Under Uru’Baen we discover a chat with the author. Eldest – Christopher Paolini Interview goes for four minutes, 17 seconds as he discusses the developments in the series’ second book. Since this novel is already on the shelves – and has been out for quite some time – I’m not sure what purpose this overview serves. He throws out a few minor notes about the third book, but there’s not enough to make this a worthwhile piece. Indeed, it could be a spoiler for fans who’ve not read Eldest.
Beor Mountains contains promotional elements. We find both teaser and theatrical trailers plus ads for “Fox on DVD”; that domain includes clips for Planet of the Apes, Kingdom of Heaven and “TV Action”. We also locate Become the Dragon Rider – Creating the Video Game. The three-minute and 13-second featurette includes comments from Fangmeier and videogame design director Ray Gresko. They discuss the development of the game and its connections to the movie. While we get a couple of interesting notes, the clip really exists as an excuse to sell us on the game.

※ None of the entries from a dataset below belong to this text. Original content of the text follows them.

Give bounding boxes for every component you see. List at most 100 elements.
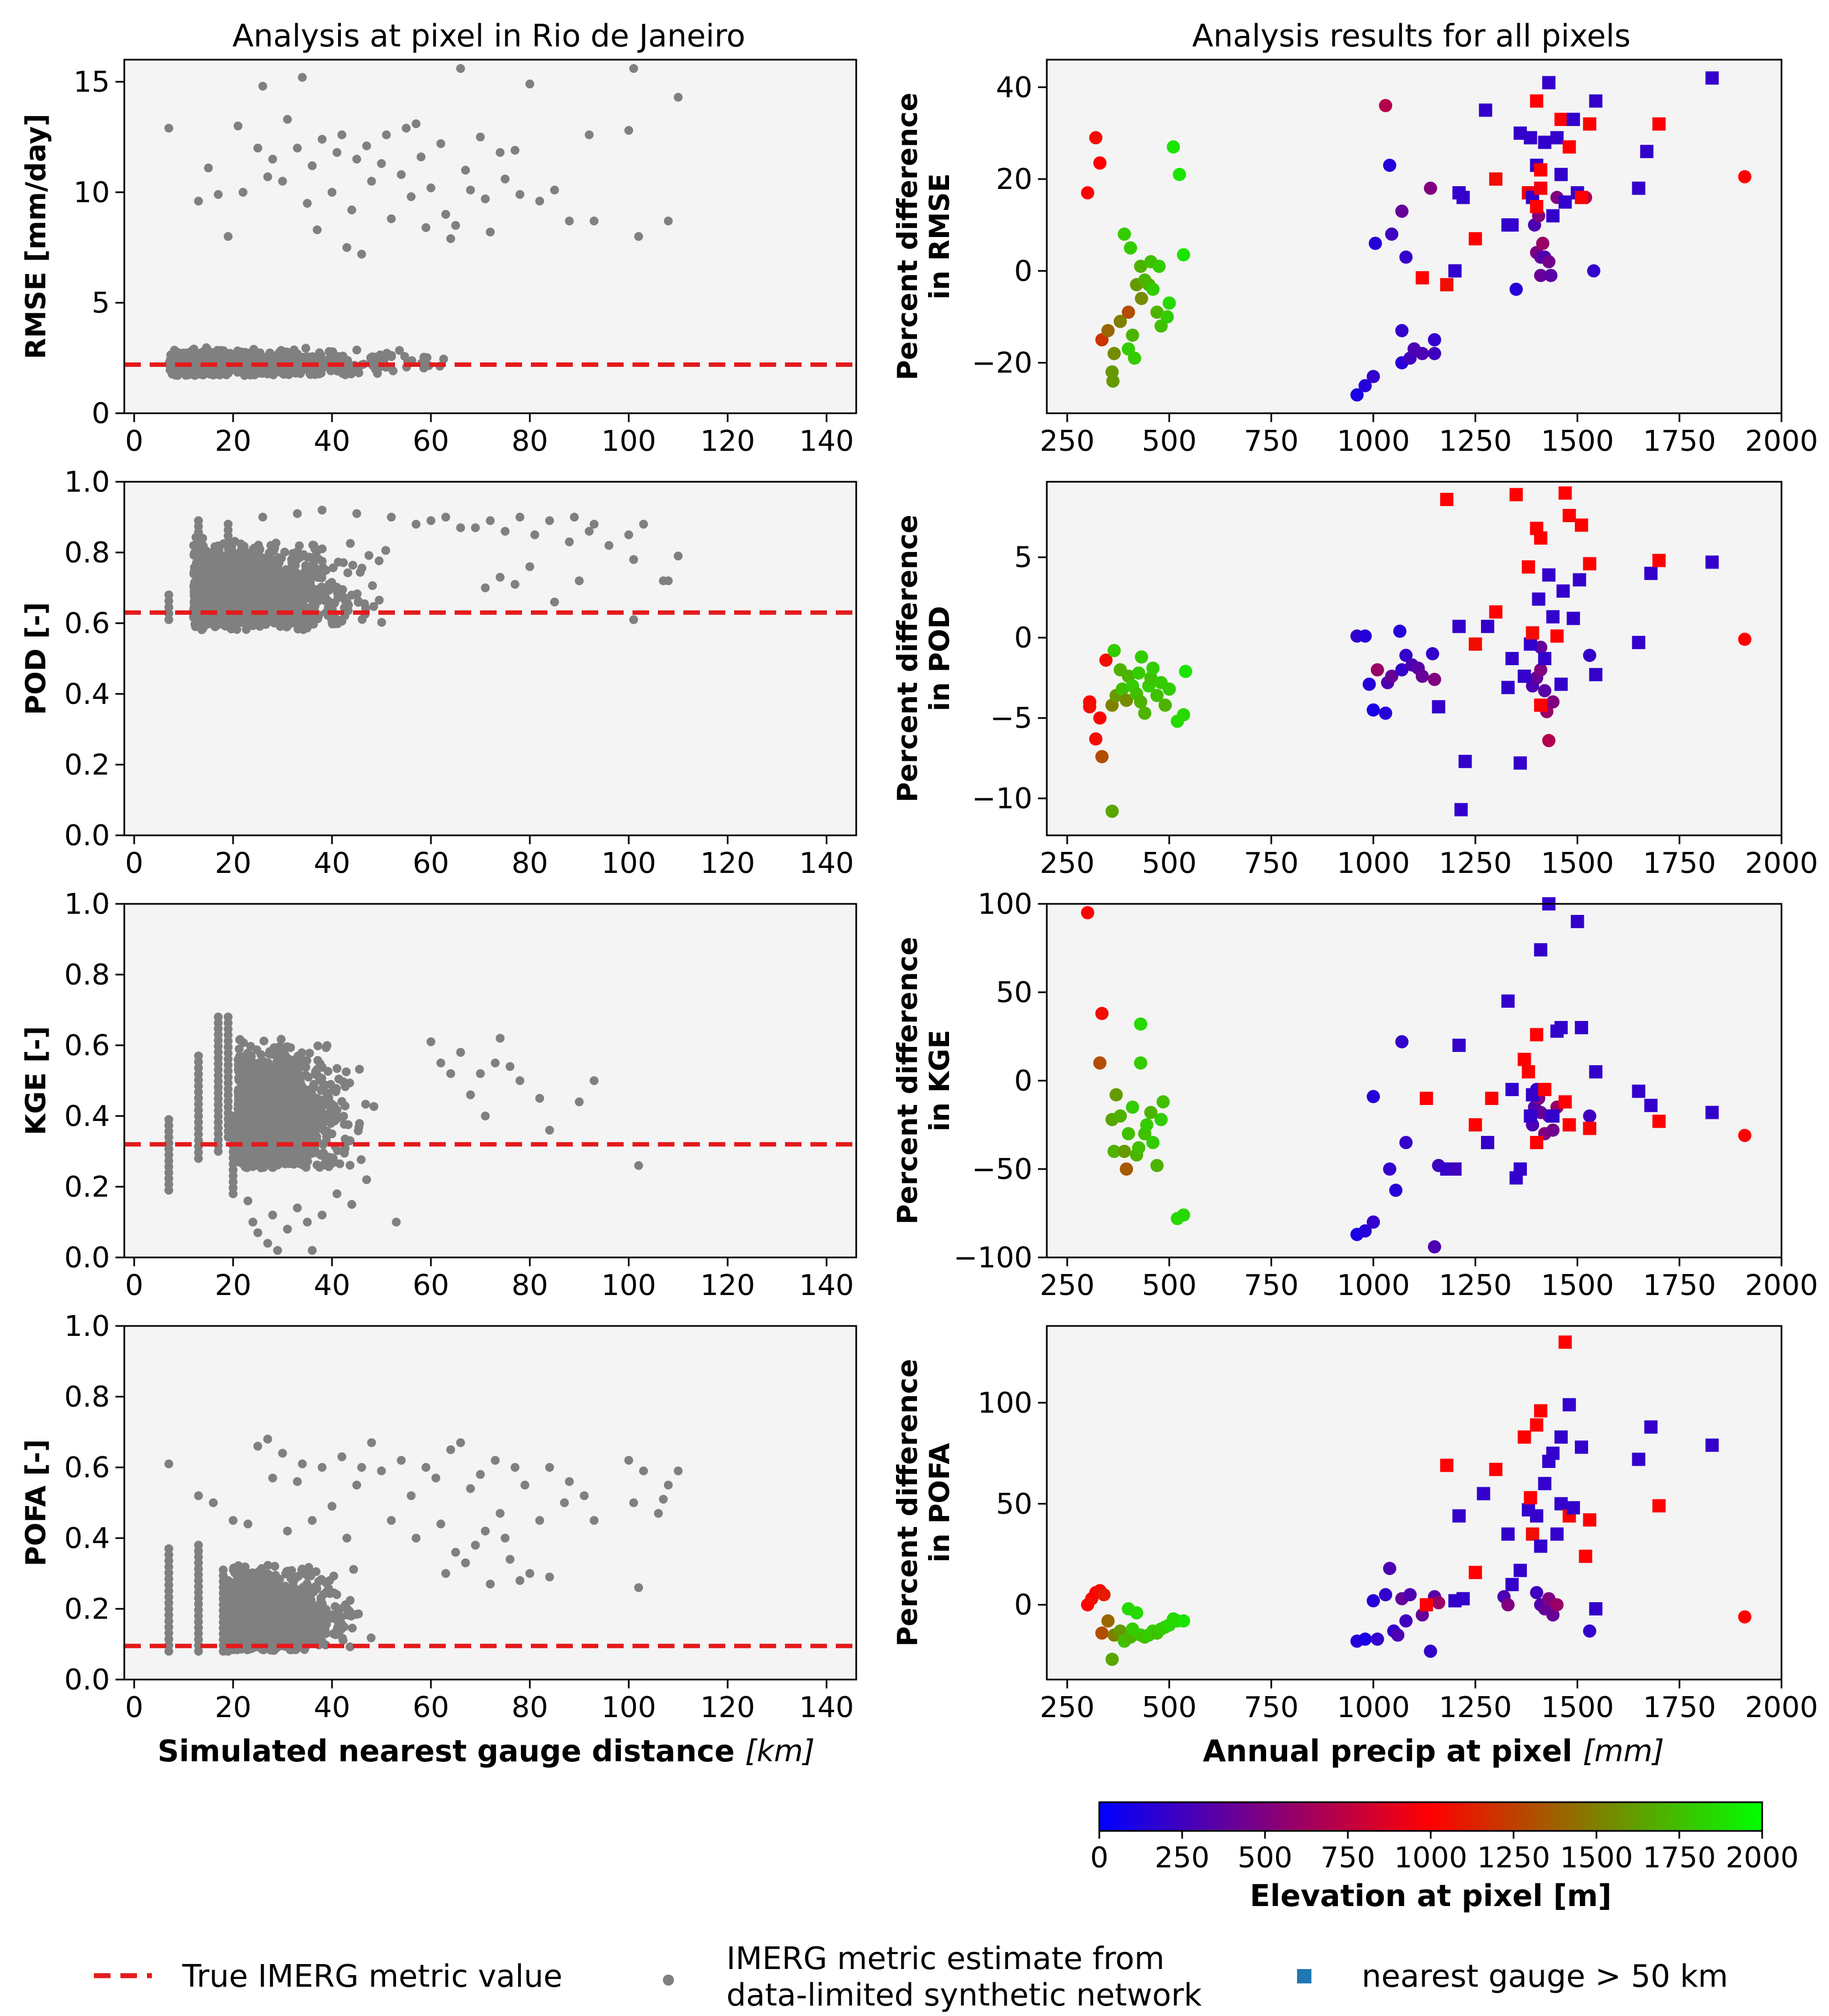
- data-point: [412, 119, 421, 128]
- x-tick-label: 60: [413, 425, 449, 458]
- data-point: [334, 557, 343, 567]
- right-column-title: Analysis results for all pixels: [1192, 18, 1631, 54]
- data-point: [224, 369, 233, 378]
- plot-frame: [123, 59, 857, 414]
- data-point: [224, 519, 233, 529]
- data-point: [333, 148, 341, 157]
- data-point: [476, 1069, 485, 1078]
- data-point: [270, 1088, 280, 1097]
- data-point: [251, 1064, 261, 1073]
- data-point: [412, 519, 421, 529]
- data-point: [366, 1633, 376, 1643]
- panel-left-3: 0 20 40 60 80 100 120 1400.00.20.40.60.81.0KGE …: [20, 888, 857, 1302]
- data-point: [209, 620, 219, 630]
- data-point: [292, 555, 302, 565]
- data-point: [589, 519, 599, 529]
- data-point: [369, 602, 378, 611]
- data-point: [307, 1101, 316, 1110]
- y-tick-label: 0.2: [64, 1171, 110, 1204]
- y-tick-label: 0.2: [64, 749, 110, 782]
- data-point: [337, 130, 346, 139]
- data-point: [318, 1210, 327, 1220]
- data-point: [441, 210, 450, 219]
- data-point: [243, 1077, 252, 1086]
- data-point: [253, 144, 262, 152]
- y-tick-label: 0.6: [64, 1029, 110, 1062]
- x-tick-label: 140: [799, 425, 854, 458]
- y-tick-label: 5: [92, 287, 110, 320]
- x-tick-label: 120: [700, 1269, 755, 1302]
- data-point: [299, 550, 308, 559]
- y-tick-label: 1.0: [64, 466, 110, 499]
- data-point: [219, 1565, 228, 1575]
- data-point: [318, 506, 327, 515]
- data-point: [244, 1087, 253, 1096]
- y-tick-label: 0: [92, 397, 110, 430]
- data-point: [308, 1246, 317, 1255]
- y-tick-label: 0.0: [64, 1241, 110, 1275]
- y-axis-label: KGE [-]: [20, 1026, 52, 1135]
- data-point: [302, 572, 312, 581]
- x-tick-label: 40: [314, 847, 350, 880]
- data-point: [367, 177, 376, 186]
- x-tick-label: 40: [314, 425, 350, 458]
- data-point: [510, 146, 520, 155]
- data-point: [565, 217, 574, 225]
- data-point: [550, 597, 559, 607]
- data-point: [303, 1218, 312, 1227]
- data-point: [164, 124, 173, 133]
- data-point: [352, 509, 361, 518]
- data-point: [273, 1103, 282, 1113]
- data-point: [238, 188, 247, 197]
- data-point: [451, 221, 460, 230]
- data-point: [271, 1073, 280, 1083]
- data-point: [639, 519, 648, 529]
- data-point: [231, 349, 240, 358]
- data-point: [319, 1148, 328, 1157]
- data-point: [164, 603, 173, 612]
- data-point: [634, 232, 644, 241]
- data-point: [456, 64, 465, 73]
- data-point: [295, 591, 304, 600]
- x-tick-label: 0: [125, 425, 143, 458]
- data-point: [204, 164, 213, 172]
- data-point: [373, 369, 382, 378]
- data-points: [164, 506, 683, 634]
- data-point: [219, 351, 228, 361]
- data-point: [235, 1035, 244, 1045]
- plot-area: [124, 482, 856, 835]
- data-point: [624, 530, 634, 539]
- data-point: [282, 1070, 291, 1080]
- data-point: [377, 159, 386, 168]
- data-point: [324, 1101, 333, 1110]
- data-point: [235, 552, 244, 561]
- data-point: [235, 1044, 244, 1054]
- x-tick-label: 60: [413, 1269, 449, 1302]
- x-tick-label: 100: [602, 847, 656, 880]
- data-point: [218, 620, 228, 629]
- data-point: [315, 1115, 324, 1124]
- x-tick-label: 20: [215, 847, 251, 880]
- data-point: [634, 1161, 644, 1170]
- data-point: [663, 576, 673, 586]
- data-point: [364, 551, 373, 560]
- x-axis: 0 20 40 60 80 100 120 140: [125, 413, 854, 458]
- data-point: [376, 350, 385, 360]
- data-point: [357, 250, 366, 259]
- data-point: [225, 555, 234, 565]
- data-point: [309, 540, 318, 550]
- data-point: [224, 232, 233, 241]
- data-point: [303, 583, 312, 592]
- data-point: [342, 243, 351, 252]
- data-point: [496, 148, 505, 157]
- data-point: [323, 1041, 331, 1050]
- data-point: [381, 546, 391, 555]
- data-point: [164, 1115, 173, 1124]
- data-point: [243, 577, 252, 586]
- data-point: [269, 1150, 278, 1159]
- data-point: [278, 177, 287, 186]
- data-point: [214, 555, 223, 565]
- data-point: [348, 561, 357, 570]
- data-point: [289, 615, 298, 625]
- data-point: [194, 1540, 203, 1550]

Finally, Farthen Dur presents a series of 19 featurettes under the banner The Secrets of Alagaesia. Here visual effects supervisors Michael McAlister and John Van Vliet discuss their work on the film and how it relates to the creation of various elements. All together, the 19 clips fill a total of 44 minutes, 26 seconds.
McAlister and Van Vliet lead us through a variety of shots as they go through different stages of computer effects. We get a nice look at the steps that come along the way to form the final clips. Though the commentary gets a bit dry at times, the information remains strong and the visuals offer a fine illustration of how CG works.
If you feel like you’ve seen Eragon before, that’s because it borrows so liberally from other superior offerings. The movie takes fistfuls of elements found in better flicks and renders them impotent in this generic, dumbed-down fantasy tale. The DVD presents lackluster visuals but compensates somewhat with excellent audio and a very nice set of supplements. I can’t endorse this bland, forgettable fantasy flick.
Pursestrings note: if you want to save a few bucks, a single-disc version of Eragon appears on the market. It retails for about $5 less than this two-DVD set, and I’d guess that it simply packages Disc One from the Special Edition.